28 April, 2016IndustriALL Global Union and its affiliate, the Nuclear Power and Industry Workers Union of Ukraine, held the International Nuclear Workers’ Union Network (INWUN) meeting in Kiev, Ukraine to commemorate the 30th anniversary of the tragedy at Chernobyl.
Energy union delegates from Canada, Great Britain, France, Japan, South Africa, South Korea, Spain, Switzerland and the Ukraine participated in the 19 and 20 April meeting on global nuclear tendencies.
The main subject of the discussion was the dramatic accident at the Chernobyl Nuclear Power Plant in the then-Soviet Ukraine on 26 April 1986 and the working conditions of the people still on duty at Chernobyl.
The meeting was hosted by the Nuclear Power and Industry Workers ‘of Ukraine, Atomprofspilka.
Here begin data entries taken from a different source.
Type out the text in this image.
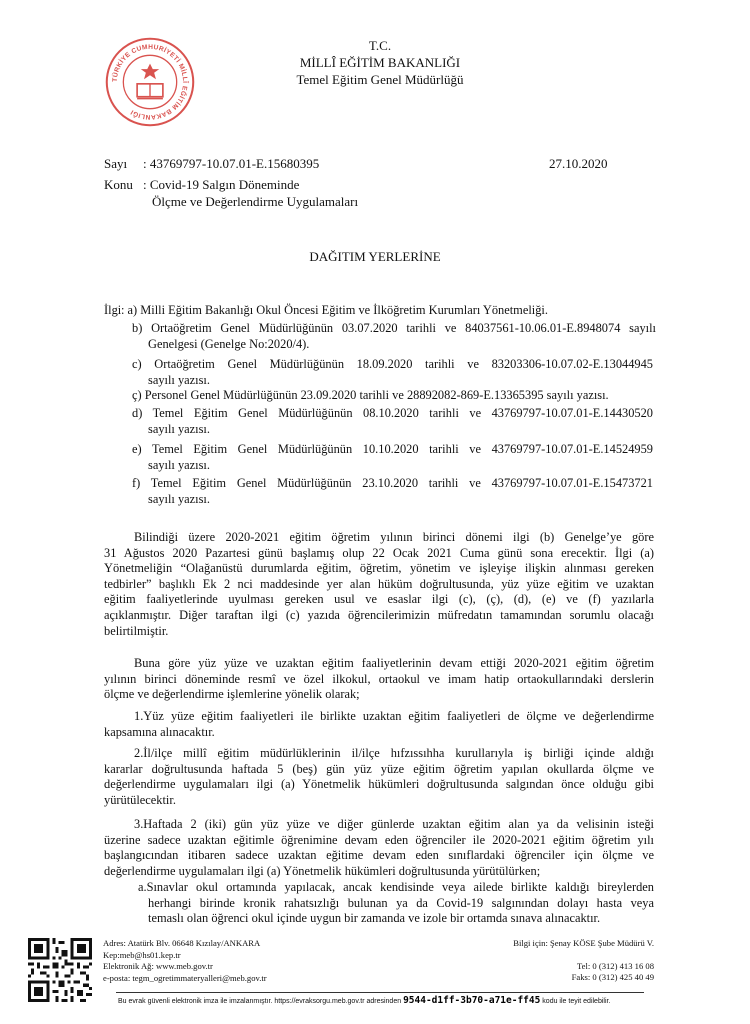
TÜRKİYE CUMHURİYETİ MİLLÎ EĞİTİM BAKANLIĞI
T.C.
MİLLÎ EĞİTİM BAKANLIĞI
Temel Eğitim Genel Müdürlüğü
Sayı : 43769797-10.07.01-E.15680395	27.10.2020
Konu : Covid-19 Salgın Döneminde
Ölçme ve Değerlendirme Uygulamaları
DAĞITIM YERLERİNE
İlgi : a) Milli Eğitim Bakanlığı Okul Öncesi Eğitim ve İlköğretim Kurumları Yönetmeliği.
b) Ortaöğretim Genel Müdürlüğünün 03.07.2020 tarihli ve 84037561-10.06.01-E.8948074 sayılı
Genelgesi (Genelge No:2020/4).
c) Ortaöğretim Genel Müdürlüğünün 18.09.2020 tarihli ve 83203306-10.07.02-E.13044945
sayılı yazısı.
ç) Personel Genel Müdürlüğünün 23.09.2020 tarihli ve 28892082-869-E.13365395 sayılı yazısı.
d) Temel Eğitim Genel Müdürlüğünün 08.10.2020 tarihli ve 43769797-10.07.01-E.14430520
sayılı yazısı.
e) Temel Eğitim Genel Müdürlüğünün 10.10.2020 tarihli ve 43769797-10.07.01-E.14524959
sayılı yazısı.
f) Temel Eğitim Genel Müdürlüğünün 23.10.2020 tarihli ve 43769797-10.07.01-E.15473721
sayılı yazısı.
Bilindiği üzere 2020-2021 eğitim öğretim yılının birinci dönemi ilgi (b) Genelge’ye göre
31 Ağustos 2020 Pazartesi günü başlamış olup 22 Ocak 2021 Cuma günü sona erecektir. İlgi (a)
Yönetmeliğin “Olağanüstü durumlarda eğitim, öğretim, yönetim ve işleyişe ilişkin alınması gereken
tedbirler” başlıklı Ek 2 nci maddesinde yer alan hüküm doğrultusunda, yüz yüze eğitim ve uzaktan
eğitim faaliyetlerinde uyulması gereken usul ve esaslar ilgi (c), (ç), (d), (e) ve (f) yazılarla
açıklanmıştır. Diğer taraftan ilgi (c) yazıda öğrencilerimizin müfredatın tamamından sorumlu olacağı
belirtilmiştir.
Buna göre yüz yüze ve uzaktan eğitim faaliyetlerinin devam ettiği 2020-2021 eğitim öğretim
yılının birinci döneminde resmî ve özel ilkokul, ortaokul ve imam hatip ortaokullarındaki derslerin
ölçme ve değerlendirme işlemlerine yönelik olarak;
1.Yüz yüze eğitim faaliyetleri ile birlikte uzaktan eğitim faaliyetleri de ölçme ve değerlendirme
kapsamına alınacaktır.
2.İl/ilçe millî eğitim müdürlüklerinin il/ilçe hıfzıssıhha kurullarıyla iş birliği içinde aldığı
kararlar doğrultusunda haftada 5 (beş) gün yüz yüze eğitim öğretim yapılan okullarda ölçme ve
değerlendirme uygulamaları ilgi (a) Yönetmelik hükümleri doğrultusunda salgından önce olduğu gibi
yürütülecektir.
3.Haftada 2 (iki) gün yüz yüze ve diğer günlerde uzaktan eğitim alan ya da velisinin isteği
üzerine sadece uzaktan eğitimle öğrenimine devam eden öğrenciler ile 2020-2021 eğitim öğretim yılı
başlangıcından itibaren sadece uzaktan eğitime devam eden sınıflardaki öğrenciler için ölçme ve
değerlendirme uygulamaları ilgi (a) Yönetmelik hükümleri doğrultusunda yürütülürken;
a.Sınavlar okul ortamında yapılacak, ancak kendisinde veya ailede birlikte kaldığı bireylerden
herhangi birinde kronik rahatsızlığı bulunan ya da Covid-19 salgınından dolayı hasta veya
temaslı olan öğrenci okul içinde uygun bir zamanda ve izole bir ortamda sınava alınacaktır.
Adres: Atatürk Blv. 06648 Kızılay/ANKARA
Kep:meb@hs01.kep.tr
Elektronik Ağ: www.meb.gov.tr
e-posta: tegm_ogretimmateryalleri@meb.gov.tr
Bilgi için: Şenay KÖSE Şube Müdürü V.
Tel: 0 (312) 413 16 08
Faks: 0 (312) 425 40 49
Bu evrak güvenli elektronik imza ile imzalanmıştır. https://evraksorgu.meb.gov.tr adresinden 9544-d1ff-3b70-a71e-ff45 kodu ile teyit edilebilir.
Its president, Valeriy Matov, chaired the meeting and made a presentation about the situation of workers 30 years after the Chernobyl tragedy.
The day after the meeting participants visited the Chernobyl exclusion zone.
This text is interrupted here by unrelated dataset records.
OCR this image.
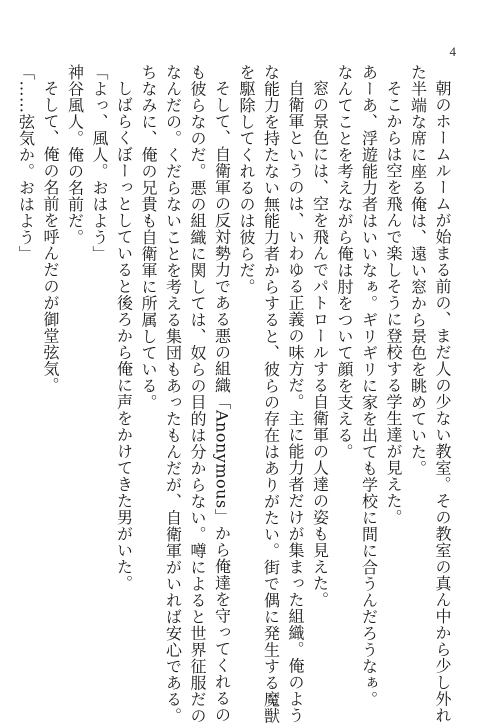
4
朝のホームルームが始まる前の、まだ人の少ない教室。その教室の真ん中から少し外れ
た半端な席に座る俺は、遠い窓から景色を眺めていた。
そこからは空を飛んで楽しそうに登校する学生達が見えた。
あーあ、浮遊能力者はいいなぁ。ギリギリに家を出ても学校に間に合うんだろうなぁ。
なんてことを考えながら俺は肘をついて顔を支える。
窓の景色には、空を飛んでパトロールする自衛軍の人達の姿も見えた。
自衛軍というのは、いわゆる正義の味方だ。主に能力者だけが集まった組織。俺のよう
な能力を持たない無能力者からすると、彼らの存在はありがたい。街で偶に発生する魔獣
を駆除してくれるのは彼らだ。
そして、自衛軍の反対勢力である悪の組織「Anonymous」から俺達を守ってくれるの
も彼らなのだ。悪の組織に関しては、奴らの目的は分からない。噂によると世界征服だの
なんだの。くだらないことを考える集団もあったもんだが、自衛軍がいれば安心である。
ちなみに、俺の兄貴も自衛軍に所属している。
しばらくぼーっとしていると後ろから俺に声をかけてきた男がいた。
「よっ、風人。おはよう」
神谷風人。俺の名前だ。
そして、俺の名前を呼んだのが御堂弦気。
「……弦気か。おはよう」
Today about 6,500 workers on the state payroll are working at various facilities in the Chernobyl exclusion zone and another 2,500 people are working right at the Chernobyl nuclear power plant.
Maksim Orlov, the chairman of the Nuclear Power and Industry Workers Union of Ukraine’s local union at the Chernobyl plant, said that in recent years the Ukrainian government took the wrong decision to decrease state financial support of the nuclear power plant maintenance, which has meant that workers at Chernobyl have had to work with a funding gap of 45 per cent.
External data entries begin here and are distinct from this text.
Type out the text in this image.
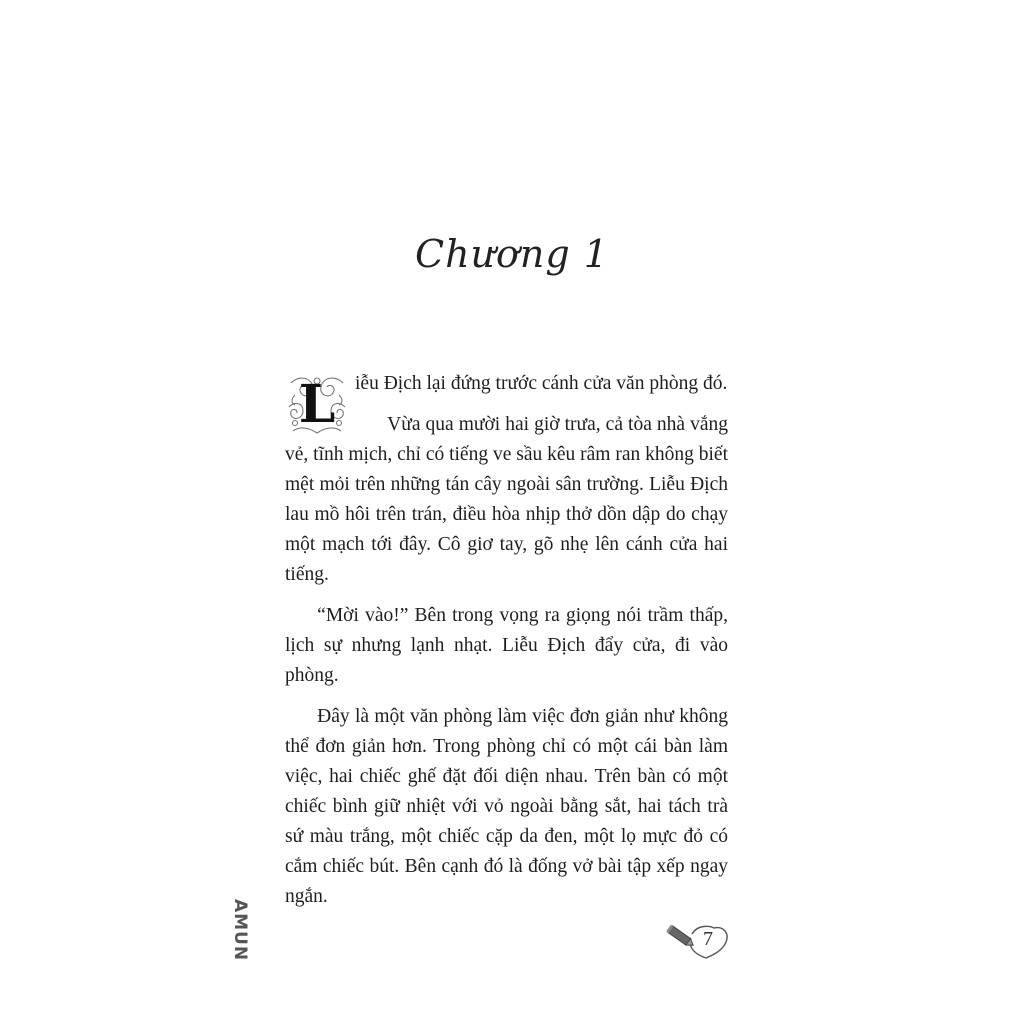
Chương 1

L	iễu Địch lại đứng trước cánh cửa văn phòng đó.

Vừa qua mười hai giờ trưa, cả tòa nhà vắng vẻ, tĩnh mịch, chỉ có tiếng ve sầu kêu râm ran không biết mệt mỏi trên những tán cây ngoài sân trường. Liễu Địch lau mồ hôi trên trán, điều hòa nhịp thở dồn dập do chạy một mạch tới đây. Cô giơ tay, gõ nhẹ lên cánh cửa hai tiếng.

“Mời vào!” Bên trong vọng ra giọng nói trầm thấp, lịch sự nhưng lạnh nhạt. Liễu Địch đẩy cửa, đi vào phòng.

Đây là một văn phòng làm việc đơn giản như không thể đơn giản hơn. Trong phòng chỉ có một cái bàn làm việc, hai chiếc ghế đặt đối diện nhau. Trên bàn có một chiếc bình giữ nhiệt với vỏ ngoài bằng sắt, hai tách trà sứ màu trắng, một chiếc cặp da đen, một lọ mực đỏ có cắm chiếc bút. Bên cạnh đó là đống vở bài tập xếp ngay ngắn.

AMUN	7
Nikolay Teterin, chairman of the Chernobyl United Trade Union Organization and a representative of the Nuclear Power and Industry Workers Union of Ukraine, said financial support of works at the Chernobyl exclusion zone is decreasing every year. Meanwhile, the Chernobyl issues have not been resolved by the government, which is cutting benefits for people who live in the area.
Teterin says some believe the Chernobyl exclusion zone has been fully cleared of radiation and that economic activity could resume there, while others report on the catastrophic state of public health, especially children health. According to some studies, up to 80 per cent of children in the age group of twelve to seventeen years old, living at the territory close to the Chernobyl exclusion zone have precancerous conditions. Researchers think there might not be a third generation in this area. “The truth is somewhere in between,” concludes Teterin.
So far in 2016, financial support has decreased by 30 per cent, which has significantly worsened the working and living conditions of workers at the Chernobyl power plant. Furthermore, the government has made a draft decree that would deprive workers of a preferential pension. Teterin hopes that the new Ukrainian government will change its attitude towards the exclusion zone workers’ problems that have been raised by the union multiple times.
Ukrainian trade unions demand that the state authorities do not reduce the rights, guarantees and benefits of the people suffering from the Chernobyl tragedy; solve pension issues for the Chernobyl workers and accident liquidators; provide state financial support to ensure medical treatment of the injured persons oncological diseases; and to build oncological medical centres.
David Shier, chairperson of INWUN, also spoke about IndustriALL actions and achievements in the energy sector, while Diana Junquera Curiel, IndustriALL energy industry director, made a presentation on global developments in nuclear power and uranium mining. There was also a special session from Denryoku Soren from the Federation of Electric Power Related Industry Worker’s Union of Japan, updating participants on the situation in his country after the Fukushima nuclear accident three years ago.
A resolution to support the Nuclear Ukranian workers was approved unanimously at the meeting.